My favourite question at job interviews is this. Not that it is suitable for every situation, but when a person tells that he is quite wise in both Perl and databases, I ask it.
Imagine that you are creating the search engine (yet another google, yes) and you have billions of pages scanned and an inverse index. The structure of index is straightforward: table of tripples ($word_id, $page_id, $number_of_occurrences). Both identifiers are numbers in tables that contain every known word and every known URI. Number of occurrences tells how many times a word appeared on that particular page.
The question itself is how to display 10 most relevant pages for the query "Putin -Bush", where minus indicates that the word must not appear on a page. Search result should also contain the total number of suitable pages.
Queries with each word in separate give millions of pages, and you cannot store in memory indexes that were found, and of course you cannot make any calculations with two such lists fully kept in memory.
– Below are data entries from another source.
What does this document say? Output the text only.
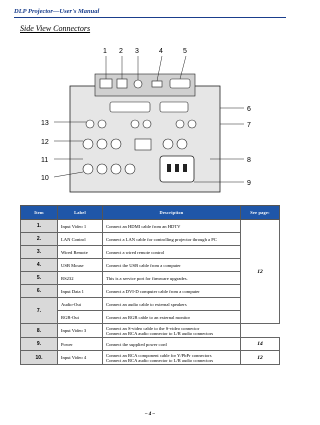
DLP Projector—User's Manual
Side View Connectors
1 2 3	4	5
6
7
8
9
13
12
11
10
Item	Label	Description	See page:
1.	Input Video 1	Connect an HDMI cable from an HDTV	12
2.	LAN Control	Connect a LAN cable for controlling projector through a PC	
3.	Wired Remote	Connect a wired remote control	
4.	USB Mouse	Connect the USB cable from a computer	
5.	RS232	This is a service port for firmware upgrades.	
6.	Input Data 1	Connect a DVI-D computer cable from a computer	
7.	Audio-Out	Connect an audio cable to external speakers	
	RGB-Out	Connect an RGB cable to an external monitor	
8.	Input Video 3	Connect an S-video cable to the S-video connector
Connect an RCA audio connector to L/R audio connectors	

9.	Power	Connect the supplied power cord	14
10.	Input Video 4	Connect an RCA component cable for Y/PbPr connectors
Connect an RCA audio connector to L/R audio connectors	12
– 4 –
Can we assume that it is capable of doing a join like this?
SELECT with1.page_id
, with1.number_of_occurrences
FROM reverse_index with1
LEFT JOIN reverse_index without1
ON with1.word_id = ?
AND without1.word_id = ?
AND with1.page_id = without1.page_id
WHERE without1.page_id IS NULL
ORDER BY with1.number_of_occurrences DESC
If we are forced to assume that this can't work, then the simplest way to proceed is to sort each result set with a merge-sort (doesn't have to be kept in memory), then do a "merge-filter", then do another sort to get it into the order you want.
If you have lots of machines to throw at this (like Google does) then each of these steps can be set up as a parallel algorithm, and the whole algorithm, excepting a final gathering of data at the last step, can run in parallel. But even that final gathering can work off of partially summarized data, with the result that your response time can be kept bounded.
All good stuff to know, but most people won't run into a situation where you can't just shove it down to the database and let the database take care of it.
Re:How beefy is the database?
andy.sh on 2008-08-04T18:26:57
Yes, there is a Google's paper about MapReduce algorithm which might be used for the situation.
People whom I asked usually forgot that even to display 10 top links you cannot perform two queries with LIMIT 10 (or 20), one to select pages with most occurences for the word1, and then grep them to exclude those with word2: in this case you can get into multiple queries.
Re:How beefy is the database?
btilly on 2008-08-04T18:48:13
Heh, that reminds me of an interesting challenge I faced once.
I was creating a basic desktop query tool which would be used to summarize how much money had been spent in, say, a particular area on a particular kind of product. Products were categorized at various levels. For example a specific glass beaker would be classified as the exact item, as a glass beaker, as a laboratory supply made out of glass, and under laboratory supplies.
I had two interesting requirements. The first is that the database shipped to people in a particular region should not have specific order data for other regions. The second is that I needed to support various reports of the form, "Show how much of X was purchased locally and across the whole company over time period X." Where X could be anything from a specific product to, say, any laboratory supply.
How did I do it? (Note, I did not just precan a set of reports. There were simply far too many reports that could have been run to successfully pre-can it.)